Samantha
Luke leyó con Emma mirándole embelesada. Su voz fue grave, pausada, como si estuviera narrando el final de un día perfecto. No exagero si digo que no recordaba la última vez que alguien leyó algo en voz alta en mi casa que no fuera una factura.
Me quedé en el marco de la puerta, observando. El momento era para mi hija, ese hombre esta siendo mas figura paterna para ella que su verdadero padre.

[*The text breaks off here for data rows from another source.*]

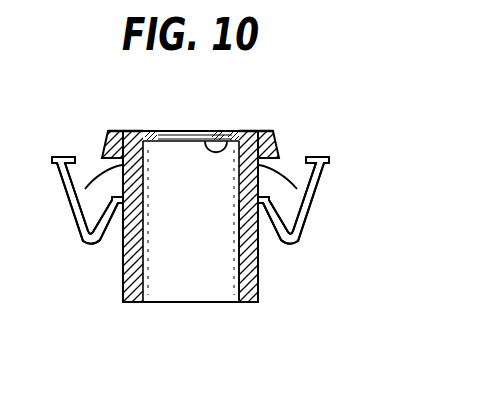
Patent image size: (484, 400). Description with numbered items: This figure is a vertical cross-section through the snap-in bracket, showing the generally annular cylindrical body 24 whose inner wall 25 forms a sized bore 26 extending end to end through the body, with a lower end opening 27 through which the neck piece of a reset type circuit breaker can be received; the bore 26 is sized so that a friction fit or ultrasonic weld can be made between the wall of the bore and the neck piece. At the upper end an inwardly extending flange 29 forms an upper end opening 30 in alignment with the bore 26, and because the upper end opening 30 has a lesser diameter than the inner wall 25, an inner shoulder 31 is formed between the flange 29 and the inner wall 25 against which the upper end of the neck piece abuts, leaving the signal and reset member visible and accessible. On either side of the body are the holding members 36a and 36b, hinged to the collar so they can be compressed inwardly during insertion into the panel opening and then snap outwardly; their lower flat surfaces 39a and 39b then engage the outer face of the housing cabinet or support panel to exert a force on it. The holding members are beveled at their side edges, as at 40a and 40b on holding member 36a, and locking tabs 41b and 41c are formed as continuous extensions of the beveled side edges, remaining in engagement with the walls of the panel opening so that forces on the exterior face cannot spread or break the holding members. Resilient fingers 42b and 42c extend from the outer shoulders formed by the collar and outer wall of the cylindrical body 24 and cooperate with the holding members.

The cylindrical body 24 is at (124, 283).
The inner wall 25 is at (236, 250).
The bore 26 is at (201, 243).
The lower end opening 27 is at (240, 281).
The flange 29 is at (147, 130).
The upper end opening 30 is at (171, 131).
The inner shoulder 31 is at (217, 131).
The holding member 36a is at (113, 131).
The holding member 36b is at (262, 130).
The lower flat surface 39a is at (106, 161).
The lower flat surface 39b is at (280, 161).
The beveled side edge 40a is at (125, 131).
The beveled side edge 40b is at (258, 131).
The locking tab 41b is at (87, 201).
The locking tab 41c is at (300, 207).
The resilient finger 42b is at (76, 229).
The resilient finger 42c is at (303, 249).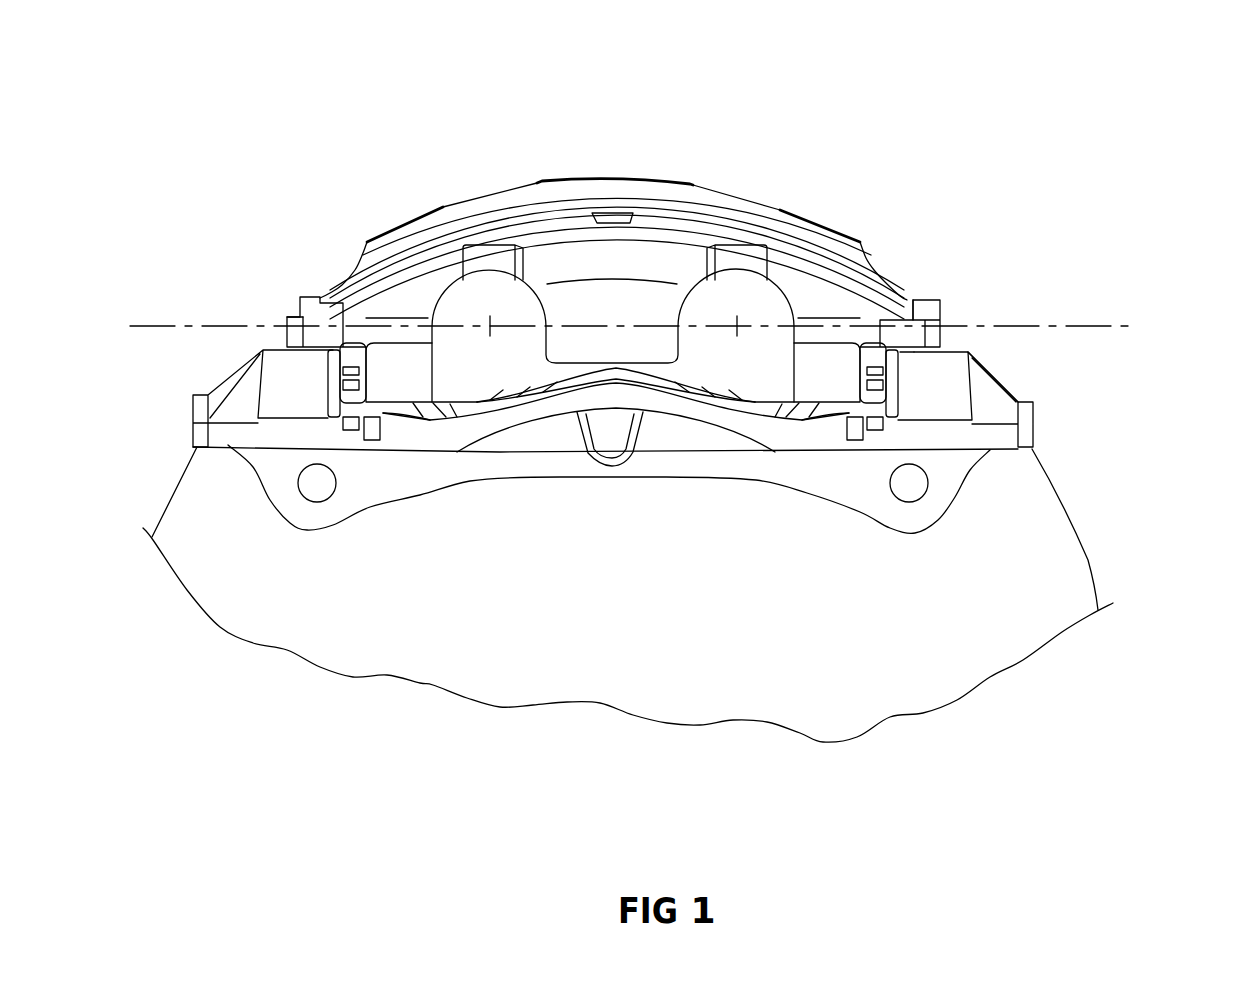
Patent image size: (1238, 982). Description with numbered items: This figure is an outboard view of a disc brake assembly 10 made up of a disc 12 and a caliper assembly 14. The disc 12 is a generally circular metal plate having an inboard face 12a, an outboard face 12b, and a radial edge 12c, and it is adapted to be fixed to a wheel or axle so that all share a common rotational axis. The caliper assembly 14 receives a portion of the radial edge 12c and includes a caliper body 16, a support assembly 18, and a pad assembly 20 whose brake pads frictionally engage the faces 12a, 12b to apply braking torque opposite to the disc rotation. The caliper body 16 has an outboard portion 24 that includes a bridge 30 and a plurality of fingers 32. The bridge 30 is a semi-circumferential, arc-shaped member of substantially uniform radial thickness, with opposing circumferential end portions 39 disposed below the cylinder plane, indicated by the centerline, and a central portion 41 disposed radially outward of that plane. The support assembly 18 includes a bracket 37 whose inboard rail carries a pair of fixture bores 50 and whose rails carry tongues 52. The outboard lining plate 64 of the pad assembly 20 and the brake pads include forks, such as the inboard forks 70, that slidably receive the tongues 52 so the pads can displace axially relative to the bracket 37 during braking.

The disc brake assembly 10 is at (1143, 102).
The disc 12 is at (1003, 637).
The inboard face 12a is at (1012, 566).
The outboard face 12b is at (801, 647).
The radial edge 12c is at (1093, 583).
The caliper assembly 14 is at (893, 258).
The caliper body 16 is at (816, 212).
The support assembly 18 is at (1084, 437).
The pad assembly 20 is at (481, 320).
The outboard portion 24 is at (690, 227).
The bridge 30 is at (763, 212).
The fingers 32 is at (807, 385).
The bracket 37 is at (982, 398).
The circumferential end portions 39 is at (912, 337).
The central portion 41 is at (607, 184).
The fixture bores 50 is at (312, 493).
The tongues 52 is at (340, 384).
The outboard lining plate 64 is at (463, 385).
The inboard forks 70 is at (352, 400).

La forma en que la voz de Luke se suavizaba al final de cada frase… Hizo que empezara a imaginarlo aquí. No solo de paso. No como visita. Sino como parte del paisaje de nuestras vidas.
Para cuando termino, mi hija corrió dentro diciendo que tiene que prepararse para el baño. Quedarnos solos ya no me resultaba extraño, ahora lo quiero
—Gracias por hacerlo —añadí.
—No tienes que agradecerme por querer estar.
No supe qué responder. Así que solo asentí y caminé de regreso a la cocina. Él me siguió, pero no se sentó. En vez de eso, apoyó una mano en el respaldo de la silla y me miró con esa expresión suya, directa y sin adornos.
—¿Te sientes bien aquí?
No era una pregunta sobre la tarde, ni sobre la cena. Era más grande que eso. Más seria.
—Sí —respondí, después de un segundo.
—¿Y te quedarías?
—¿Te refieres a esta noche?
—No. Me refiero a si te quedarías de verdad. En el pueblo. En esta vida.
Mi corazón latió más fuerte. No de miedo. De sorpresa.
Porque por primera vez, esa pregunta no dolía. No pesaba. No era una amenaza de algo que podía salir mal. Era una invitación.
—No lo sé aún —dije, sincera—. Pero por primera vez… quiero pensarlo.
Él asintió. Como si eso le bastara.
Y tal vez sí. Tal vez, por ahora, eso era suficiente. Con asentimiento y una corta despedida, dejó mi casa.
Esa noche, cuando se fue, no cerré la puerta con llave. No por descuido. Sino porque sentí que no hacía falta.
Mi hija dormía con su libro apretado al pecho. Yo me acosté junto a ella, respirando su perfume a shampoo barato y galletas dulces. Cerré los ojos.
Y me permití soñar con una vida que no se sintiera prestada.
Una vida donde Luke estuviera en la cocina leyendo el periódico. Donde Emma le pidiera que le arreglara la bicicleta. Donde yo no tuviera que revisar mi teléfono cada diez minutos esperando que alguien del pasado viniera a reclamarme el futuro.
Una vida en la que por fin, no sintiera que debía pedir permiso para ser feliz.